I am using the Timeoutable feature of Devise, and I am a little confused. If the user's session times out, they are redirected to the login page when they refresh the page or perform an action that involves a Rails controller (ex. navigating to another page within the site). However, due to the user-sensitive information on my site, I would like to automatically send the user to the login screen immediately after the timeout has occurred. Is there a standard way of doing this?
Here is my code for reference: https://stackoverflow.com/a/35464748/4714425
I ended up finding the answer to my own question, with the help of @Sergio Tulentsev, who gave me some helpful information in the comments of this Stack Overflow answer: https://stackoverflow.com/a/14577951/4714425
Basically, the Timeoutable feature of Devise will expire the authentication token every 30 minutes by default...or you can configure it in config/intializers/devise.rb to whatever time you want:
# ==> Configuration for :timeoutable
# The time you want to timeout the user session without activity. After this
# time the user will be asked for credentials again. Default is 30 minutes.
config.timeout_in = 30.minutes
Because Devise runs on the server side and not the client side, when the authentication token times out, the client is not aware of the timeout until the user performs an action that calls a Rails controller. This means that the user is not redirected to the login page on timeout until they perform an action that calls a Rails controller.
In my case, this was a problem because my web page contained user-sensitive information that I did not want displayed indefinitely if the user forgot to logout.
I installed the gem auto-session-timeout, which adds code to the client side to periodically check if the authentication token has expired.
It doesn't say in the ReadMe, but auto-session-timeout requires jquery-periodicalupdater in order to work. This page contains the reason why:
Here are the steps I took in order to get auto-session-timeout to work with Devise:
First of all, I followed the steps here in order to customize the Devise sessions controllers. Just for reference, my config/routes.rb file is set up in the following way:
Myapp::Application.routes.draw do
devise_for :users, controllers: { sessions: "users/sessions" }
#other routes
end
In app/controllers/users/sessions_controller.rb, I have the following code:
class Users::SessionsController < Devise::SessionsController
layout 'login' #specifies that the template app/views/layouts/login.html.erb should be used instead of app/views/layouts/application.html.erb for the login page
#configure auto_session_timeout
def active
render_session_status
end
def timeout
flash[:notice] = "Your session has timed out."
redirect_to "/users/sign_in"
end
end
In app/controllers/application_controller.rb, I have the following code:
class ApplicationController < ActionController::Base
# Prevent CSRF attacks by raising an exception.
# For APIs, you may want to use :null_session instead.
protect_from_forgery with: :exception
before_action :authenticate_user!
auto_session_timeout 30.minutes
end
Note that we set the authentication token expiration time to be 30 minutes using auto_session_timeout. This replaces the Devise timeoutable functionality.
In my app, I have two layout templates - one for the all the pages that the user sees when they are logged in (app/views/layouts/application.html.erb), and one just for the login screen (app/views/layouts/login.html.erb). In both of these files, I added the line below within the html <body>
element:
<%= auto_session_timeout_js %>
This code will generate Javascript that checks the status of the authentication token every 60 seconds (this time interval is configurable). If the token has timed out, the Javascript code will call the timeout
method in the app/controllers/users/sessions_controller.rb file.
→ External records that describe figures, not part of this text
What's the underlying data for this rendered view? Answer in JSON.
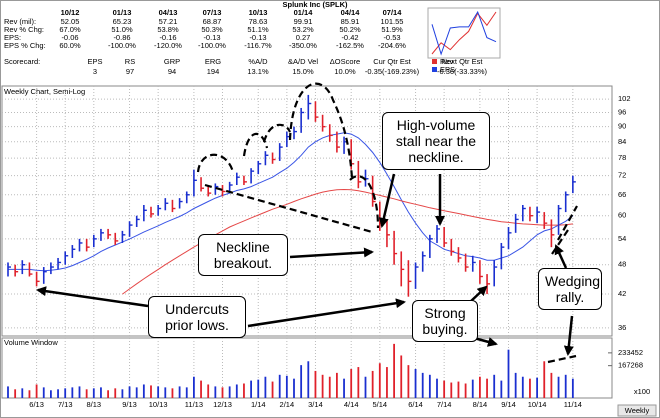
{
  "header": {
    "title": "Splunk Inc (SPLK)",
    "columns": [
      "10/12",
      "01/13",
      "04/13",
      "07/13",
      "10/13",
      "01/14",
      "04/14",
      "07/14"
    ],
    "rows": [
      {
        "label": "Rev (mil):",
        "cells": [
          "52.05",
          "65.23",
          "57.21",
          "68.87",
          "78.63",
          "99.91",
          "85.91",
          "101.55"
        ]
      },
      {
        "label": "Rev % Chg:",
        "cells": [
          "67.0%",
          "51.0%",
          "53.8%",
          "50.3%",
          "51.1%",
          "53.2%",
          "50.2%",
          "51.9%"
        ]
      },
      {
        "label": "EPS:",
        "cells": [
          "-0.06",
          "-0.86",
          "-0.16",
          "-0.13",
          "-0.13",
          "0.27",
          "-0.42",
          "-0.53"
        ]
      },
      {
        "label": "EPS % Chg:",
        "cells": [
          "60.0%",
          "-100.0%",
          "-120.0%",
          "-100.0%",
          "-116.7%",
          "-350.0%",
          "-162.5%",
          "-204.6%"
        ]
      }
    ],
    "scorecard": {
      "label": "Scorecard:",
      "headers": [
        "EPS",
        "RS",
        "GRP",
        "ERG",
        "%A/D",
        "&A/D Vel",
        "ΔOScore",
        "Cur Qtr Est",
        "Next Qtr Est"
      ],
      "values": [
        "3",
        "97",
        "94",
        "194",
        "13.1%",
        "15.0%",
        "10.0%",
        "-0.35(-169.23%)",
        "-0.36(-33.33%)"
      ]
    }
  },
  "annotations": [
    [
      "High-volume",
      "stall near the",
      "neckline."
    ],
    [
      "Neckline",
      "breakout."
    ],
    [
      "Undercuts",
      "prior lows."
    ],
    [
      "Strong",
      "buying."
    ],
    [
      "Wedging",
      "rally."
    ]
  ],
  "period_button": "Weekly",
  "chart_data": [
    {
      "type": "ohlc",
      "title": "Weekly Chart, Semi-Log",
      "log_scale": true,
      "grid": true,
      "up_color": "#1a2fd0",
      "down_color": "#e0202a",
      "categories": [
        null,
        null,
        null,
        null,
        "6/13",
        null,
        null,
        null,
        "7/13",
        null,
        null,
        null,
        "8/13",
        null,
        null,
        null,
        null,
        "9/13",
        null,
        null,
        null,
        "10/13",
        null,
        null,
        null,
        null,
        "11/13",
        null,
        null,
        null,
        "12/13",
        null,
        null,
        null,
        null,
        "1/14",
        null,
        null,
        null,
        "2/14",
        null,
        null,
        null,
        "3/14",
        null,
        null,
        null,
        null,
        "4/14",
        null,
        null,
        null,
        "5/14",
        null,
        null,
        null,
        null,
        "6/14",
        null,
        null,
        null,
        "7/14",
        null,
        null,
        null,
        null,
        "8/14",
        null,
        null,
        null,
        "9/14",
        null,
        null,
        null,
        "10/14",
        null,
        null,
        null,
        null,
        "11/14"
      ],
      "high": [
        48.5,
        48,
        49,
        48.5,
        46.5,
        47.5,
        48.5,
        49.5,
        51,
        52.5,
        54,
        54,
        55,
        56.5,
        56.5,
        55.5,
        56,
        58.5,
        60,
        63,
        62.5,
        63,
        65,
        64.5,
        65,
        67,
        74,
        71.5,
        69,
        69.5,
        69,
        70,
        73,
        72,
        74.5,
        77,
        80.5,
        80,
        83.5,
        88,
        90,
        98,
        104,
        101,
        95,
        91,
        88,
        86,
        85,
        77,
        74,
        72,
        64,
        59,
        56,
        51,
        49,
        48.5,
        51,
        55,
        57.5,
        57,
        54,
        52,
        50.5,
        50,
        49,
        46,
        49,
        53,
        57,
        60.5,
        63,
        62.5,
        62.5,
        61,
        59,
        63,
        67,
        72
      ],
      "low": [
        45.5,
        45.5,
        46,
        45.5,
        43.5,
        44,
        46,
        47,
        48,
        49.5,
        51,
        51,
        52,
        53.5,
        54,
        52.5,
        53,
        54.5,
        57,
        58.5,
        59.5,
        60,
        61.5,
        61,
        62,
        63.5,
        65.5,
        67,
        65.5,
        66,
        65.5,
        66.5,
        69,
        69,
        69.5,
        72.5,
        75.5,
        76,
        77,
        82,
        85,
        87.5,
        93,
        92,
        88,
        84,
        80,
        79.5,
        74,
        68,
        68.5,
        62.5,
        56,
        52,
        48,
        43.5,
        41.5,
        43,
        46.5,
        49.5,
        53,
        52,
        50,
        48.5,
        46.5,
        46.5,
        44,
        42,
        43.5,
        47,
        51.5,
        55.5,
        58.5,
        58.5,
        58,
        56.5,
        52,
        55,
        61,
        66.5
      ],
      "close": [
        47.5,
        46.5,
        48,
        46,
        44.5,
        46.5,
        47.5,
        48.5,
        50,
        51.5,
        53,
        52,
        54,
        55.5,
        55,
        53.5,
        55,
        57.5,
        59,
        61.5,
        60.5,
        62,
        63.5,
        62,
        64,
        66,
        70.5,
        68,
        66.5,
        68.5,
        67,
        69,
        71.5,
        70,
        73.5,
        76,
        79,
        77.5,
        82,
        86,
        88,
        96,
        100,
        94,
        90,
        86.5,
        82,
        84,
        76,
        70,
        71,
        64,
        58,
        55,
        50.5,
        47,
        44.5,
        47.5,
        50,
        54,
        56.5,
        53,
        51,
        49.5,
        47.5,
        48.5,
        45.5,
        44,
        47.5,
        52,
        55.5,
        59,
        62,
        60,
        61,
        58,
        55,
        62,
        66,
        70
      ],
      "moving_averages": [
        {
          "color": "#3a55e6",
          "values": [
            47,
            47,
            47,
            47,
            46.8,
            46.7,
            46.8,
            47,
            47.3,
            47.8,
            48.5,
            49.2,
            50,
            51,
            51.8,
            52.5,
            53.2,
            54,
            54.8,
            55.7,
            56.5,
            57.3,
            58.2,
            59,
            59.8,
            60.8,
            62,
            63,
            64,
            65,
            65.8,
            66.5,
            67.3,
            67.8,
            68.5,
            69.5,
            70.5,
            71.5,
            73,
            74.5,
            76.5,
            79,
            82,
            84,
            85.5,
            86.5,
            87,
            87.5,
            87,
            85.5,
            83,
            80,
            76.5,
            72.5,
            68.5,
            64.5,
            61,
            58,
            55.5,
            53.5,
            52.5,
            51.5,
            51,
            50.5,
            50,
            49.8,
            49.5,
            49,
            49,
            49.5,
            50,
            51,
            52,
            53.5,
            55,
            56,
            56.5,
            57.5,
            58.5,
            60
          ]
        },
        {
          "color": "#e54848",
          "values": [
            null,
            null,
            null,
            null,
            null,
            null,
            null,
            null,
            null,
            null,
            null,
            null,
            null,
            null,
            null,
            null,
            42,
            43,
            44,
            45,
            46,
            47,
            48,
            49,
            50,
            51,
            52,
            53,
            54,
            55,
            56,
            57,
            57.8,
            58.6,
            59.4,
            60.2,
            61,
            61.8,
            62.5,
            63.2,
            64,
            64.8,
            65.5,
            66.2,
            66.8,
            67.2,
            67.5,
            67.6,
            67.5,
            67.2,
            66.8,
            66.3,
            65.8,
            65.3,
            64.8,
            64.2,
            63.7,
            63.2,
            62.7,
            62.2,
            61.8,
            61.4,
            61,
            60.6,
            60.2,
            59.8,
            59.4,
            59,
            58.7,
            58.4,
            58.2,
            58,
            57.8,
            57.7,
            57.6,
            57.5,
            57.5,
            57.5,
            57.6,
            57.8
          ]
        }
      ],
      "ylim": [
        34.7,
        108.3
      ],
      "yticks": [
        36,
        42,
        48,
        54,
        60,
        66,
        72,
        78,
        84,
        90,
        96,
        102
      ]
    },
    {
      "type": "bar",
      "title": "Volume Window",
      "unit_label": "x100",
      "values": [
        60000,
        45000,
        50000,
        40000,
        70000,
        55000,
        40000,
        45000,
        50000,
        55000,
        60000,
        45000,
        50000,
        55000,
        40000,
        50000,
        45000,
        60000,
        55000,
        70000,
        65000,
        60000,
        55000,
        50000,
        60000,
        55000,
        110000,
        90000,
        70000,
        60000,
        55000,
        60000,
        70000,
        75000,
        90000,
        95000,
        110000,
        85000,
        120000,
        115000,
        100000,
        170000,
        190000,
        140000,
        120000,
        110000,
        130000,
        100000,
        150000,
        160000,
        110000,
        140000,
        180000,
        160000,
        280000,
        220000,
        170000,
        150000,
        130000,
        120000,
        100000,
        90000,
        80000,
        85000,
        75000,
        95000,
        110000,
        100000,
        120000,
        90000,
        250000,
        130000,
        110000,
        100000,
        105000,
        190000,
        130000,
        110000,
        120000,
        100000
      ],
      "ylim": [
        0,
        300000
      ],
      "yticks": [
        167268,
        233452
      ]
    },
    {
      "type": "line",
      "series": [
        {
          "name": "Rev",
          "color": "#e03030",
          "values": [
            52.05,
            65.23,
            57.21,
            68.87,
            78.63,
            99.91,
            85.91,
            101.55
          ]
        },
        {
          "name": "EPS",
          "color": "#2040e0",
          "values": [
            -0.06,
            -0.86,
            -0.16,
            -0.13,
            -0.13,
            0.27,
            -0.42,
            -0.53
          ]
        }
      ]
    }
  ]
}
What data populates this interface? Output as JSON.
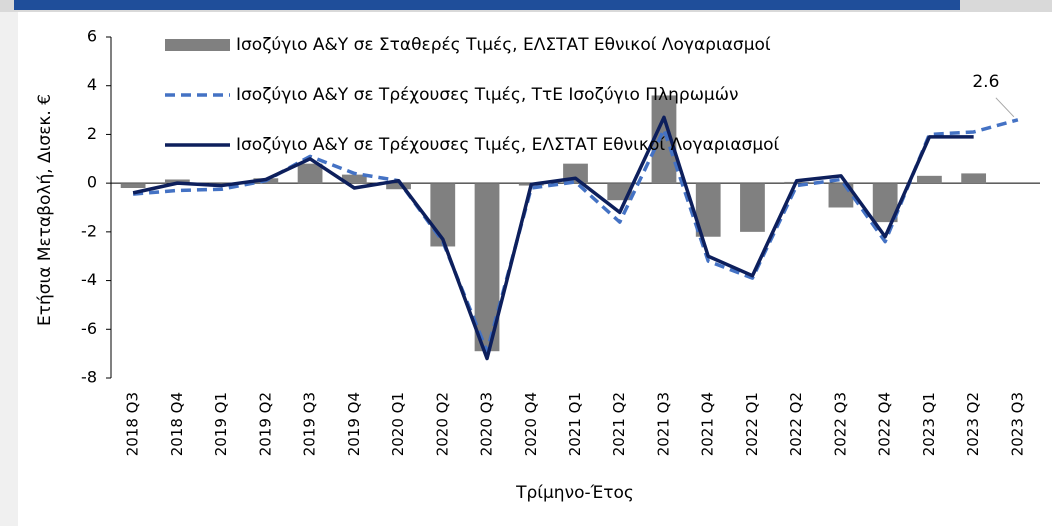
{
  "chart_data": {
    "type": "bar_line",
    "x_label": "Τρίμηνο-Έτος",
    "y_label": "Ετήσια Μεταβολή, Δισεκ. €",
    "categories": [
      "2018 Q3",
      "2018 Q4",
      "2019 Q1",
      "2019 Q2",
      "2019 Q3",
      "2019 Q4",
      "2020 Q1",
      "2020 Q2",
      "2020 Q3",
      "2020 Q4",
      "2021 Q1",
      "2021 Q2",
      "2021 Q3",
      "2021 Q4",
      "2022 Q1",
      "2022 Q2",
      "2022 Q3",
      "2022 Q4",
      "2023 Q1",
      "2023 Q2",
      "2023 Q3"
    ],
    "series": [
      {
        "name": "Ισοζύγιο Α&Υ σε Σταθερές Τιμές, ΕΛΣΤΑΤ Εθνικοί Λογαριασμοί",
        "type": "bar",
        "color": "#808080",
        "values": [
          -0.2,
          0.15,
          -0.05,
          0.2,
          0.8,
          0.35,
          -0.25,
          -2.6,
          -6.9,
          -0.1,
          0.8,
          -0.7,
          3.6,
          -2.2,
          -2.0,
          0.05,
          -1.0,
          -1.6,
          0.3,
          0.4,
          null
        ]
      },
      {
        "name": "Ισοζύγιο Α&Υ σε Τρέχουσες Τιμές, ΤτΕ Ισοζύγιο Πληρωμών",
        "type": "line",
        "dash": true,
        "color": "#4472c4",
        "values": [
          -0.45,
          -0.3,
          -0.25,
          0.1,
          1.1,
          0.4,
          0.1,
          -2.4,
          -6.9,
          -0.2,
          0.05,
          -1.6,
          2.2,
          -3.2,
          -3.9,
          -0.1,
          0.15,
          -2.4,
          2.0,
          2.1,
          2.6
        ],
        "value_labels": [
          null,
          null,
          null,
          null,
          null,
          null,
          null,
          null,
          null,
          null,
          null,
          null,
          null,
          null,
          null,
          null,
          null,
          null,
          null,
          null,
          "2.6"
        ]
      },
      {
        "name": "Ισοζύγιο Α&Υ σε Τρέχουσες Τιμές, ΕΛΣΤΑΤ Εθνικοί Λογαριασμοί",
        "type": "line",
        "dash": false,
        "color": "#0d1f5c",
        "values": [
          -0.4,
          0.0,
          -0.1,
          0.15,
          1.0,
          -0.2,
          0.1,
          -2.3,
          -7.2,
          -0.05,
          0.2,
          -1.2,
          2.7,
          -3.0,
          -3.8,
          0.1,
          0.3,
          -2.2,
          1.9,
          1.9,
          null
        ]
      }
    ],
    "ylim": [
      -8,
      6
    ],
    "yticks": [
      -8,
      -6,
      -4,
      -2,
      0,
      2,
      4,
      6
    ],
    "legend": "top",
    "grid": false
  }
}
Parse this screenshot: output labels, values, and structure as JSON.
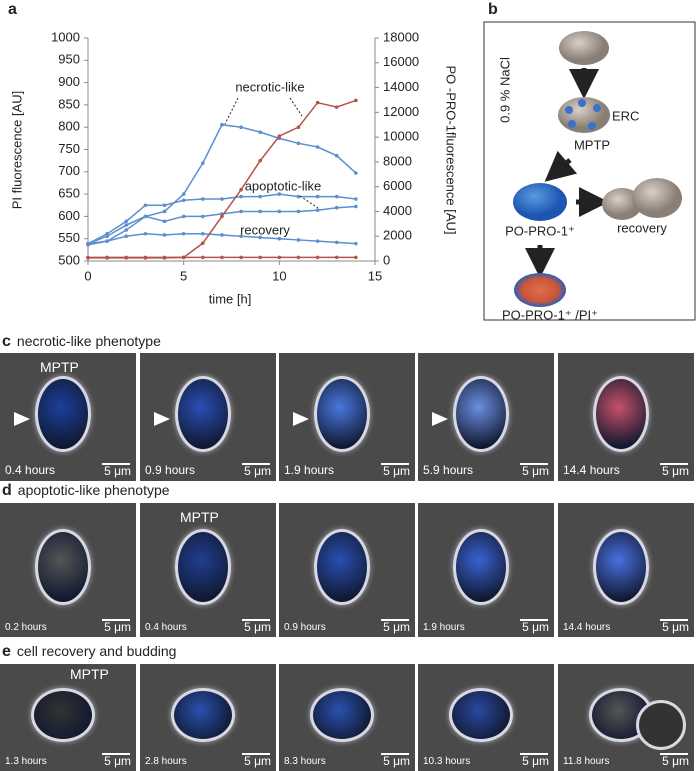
{
  "panel_labels": [
    "a",
    "b"
  ],
  "chart_data": {
    "type": "line",
    "ylabel": "PI fluorescence [AU]",
    "y2label": "PO -PRO-1fluorescence [AU]",
    "xlabel": "time [h]",
    "xlim": [
      0,
      15
    ],
    "xticks": [
      0,
      5,
      10,
      15
    ],
    "ylim": [
      500,
      1000
    ],
    "yticks": [
      500,
      550,
      600,
      650,
      700,
      750,
      800,
      850,
      900,
      950,
      1000
    ],
    "y2lim": [
      0,
      18000
    ],
    "y2ticks": [
      0,
      2000,
      4000,
      6000,
      8000,
      10000,
      12000,
      14000,
      16000,
      18000
    ],
    "x": [
      0,
      1,
      2,
      3,
      4,
      5,
      6,
      7,
      8,
      9,
      10,
      11,
      12,
      13,
      14
    ],
    "series": [
      {
        "color": "#5b8fd0",
        "axis": "y2",
        "values": [
          1300,
          1600,
          2500,
          3600,
          4000,
          5400,
          7900,
          11000,
          10800,
          10400,
          9900,
          9500,
          9200,
          8500,
          7100
        ]
      },
      {
        "color": "#5b8fd0",
        "axis": "y2",
        "values": [
          1400,
          2200,
          3200,
          4500,
          4500,
          4900,
          5000,
          5000,
          5200,
          5200,
          5400,
          5200,
          5200,
          5200,
          5000
        ]
      },
      {
        "color": "#5b8fd0",
        "axis": "y2",
        "values": [
          1400,
          2000,
          2900,
          3600,
          3200,
          3600,
          3600,
          3800,
          4000,
          4000,
          4000,
          4000,
          4100,
          4300,
          4400
        ]
      },
      {
        "color": "#5b8fd0",
        "axis": "y2",
        "values": [
          1400,
          1600,
          2000,
          2200,
          2100,
          2200,
          2200,
          2100,
          2000,
          1900,
          1800,
          1700,
          1600,
          1500,
          1400
        ]
      },
      {
        "color": "#b5524a",
        "values": [
          507,
          507,
          507,
          507,
          507,
          508,
          540,
          600,
          660,
          725,
          780,
          800,
          855,
          845,
          860
        ]
      },
      {
        "color": "#b5524a",
        "values": [
          508,
          508,
          508,
          508,
          508,
          508,
          508,
          508,
          508,
          508,
          508,
          508,
          508,
          508,
          508
        ]
      }
    ],
    "annotations": [
      "necrotic-like",
      "apoptotic-like",
      "recovery"
    ]
  },
  "diagram": {
    "condition": "0.9 % NaCl",
    "erc": "ERC",
    "mptp": "MPTP",
    "popro": "PO-PRO-1⁺",
    "recovery": "recovery",
    "double": "PO-PRO-1⁺ /PI⁺"
  },
  "panels": [
    {
      "letter": "c",
      "title": "necrotic-like phenotype",
      "frames": [
        {
          "time": "0.4 hours",
          "scale": "5 μm",
          "label": "MPTP"
        },
        {
          "time": "0.9 hours",
          "scale": "5 μm"
        },
        {
          "time": "1.9 hours",
          "scale": "5 μm"
        },
        {
          "time": "5.9 hours",
          "scale": "5 μm"
        },
        {
          "time": "14.4 hours",
          "scale": "5 μm"
        }
      ]
    },
    {
      "letter": "d",
      "title": "apoptotic-like phenotype",
      "frames": [
        {
          "time": "0.2 hours",
          "scale": "5 μm"
        },
        {
          "time": "0.4 hours",
          "scale": "5 μm",
          "label": "MPTP"
        },
        {
          "time": "0.9 hours",
          "scale": "5 μm"
        },
        {
          "time": "1.9 hours",
          "scale": "5 μm"
        },
        {
          "time": "14.4 hours",
          "scale": "5 μm"
        }
      ]
    },
    {
      "letter": "e",
      "title": "cell recovery and budding",
      "frames": [
        {
          "time": "1.3 hours",
          "scale": "5 μm",
          "label": "MPTP"
        },
        {
          "time": "2.8 hours",
          "scale": "5 μm"
        },
        {
          "time": "8.3 hours",
          "scale": "5 μm"
        },
        {
          "time": "10.3 hours",
          "scale": "5 μm"
        },
        {
          "time": "11.8 hours",
          "scale": "5 μm"
        }
      ]
    }
  ]
}
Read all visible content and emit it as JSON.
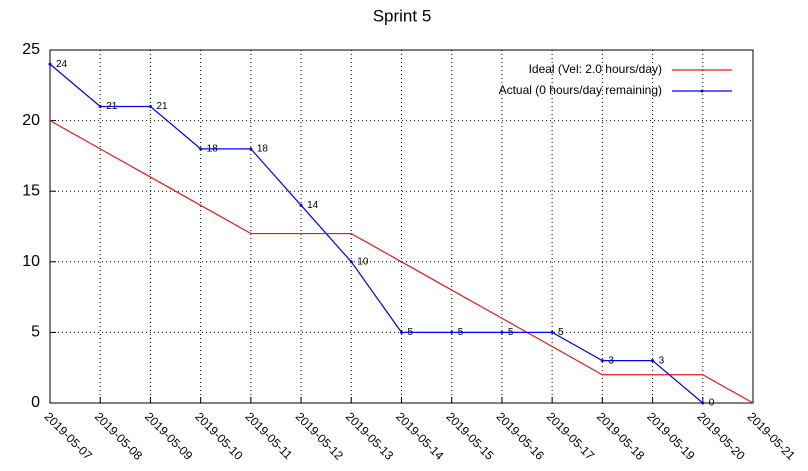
{
  "chart_data": {
    "type": "line",
    "title": "Sprint 5",
    "categories": [
      "2019-05-07",
      "2019-05-08",
      "2019-05-09",
      "2019-05-10",
      "2019-05-11",
      "2019-05-12",
      "2019-05-13",
      "2019-05-14",
      "2019-05-15",
      "2019-05-16",
      "2019-05-17",
      "2019-05-18",
      "2019-05-19",
      "2019-05-20",
      "2019-05-21"
    ],
    "series": [
      {
        "name": "Ideal (Vel: 2.0 hours/day)",
        "color": "#e41a1c",
        "values": [
          20,
          18,
          16,
          14,
          12,
          12,
          12,
          10,
          8,
          6,
          4,
          2,
          2,
          2,
          0
        ]
      },
      {
        "name": "Actual (0 hours/day remaining)",
        "color": "#0000ff",
        "values": [
          24,
          21,
          21,
          18,
          18,
          14,
          10,
          5,
          5,
          5,
          5,
          3,
          3,
          0,
          null
        ],
        "data_labels": true,
        "markers": true
      }
    ],
    "ylim": [
      0,
      25
    ],
    "yticks": [
      0,
      5,
      10,
      15,
      20,
      25
    ],
    "grid": true,
    "legend": "top-right"
  }
}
Note that I have included this code on the app/views/layouts/login.html.erb page. The reason for this is because if there is no activity on the login page for more than 30 minutes (or whatever the auto_session_timeout
setting is in the application_controller.rb file), then the authentication token will expire, and the user will receive an Invalid Authentication Token error when trying to login. Adding the code <%= auto_session_timeout_js %>
will cause the login to be refreshed when the authentication token expires, thus preventing this error from occurring.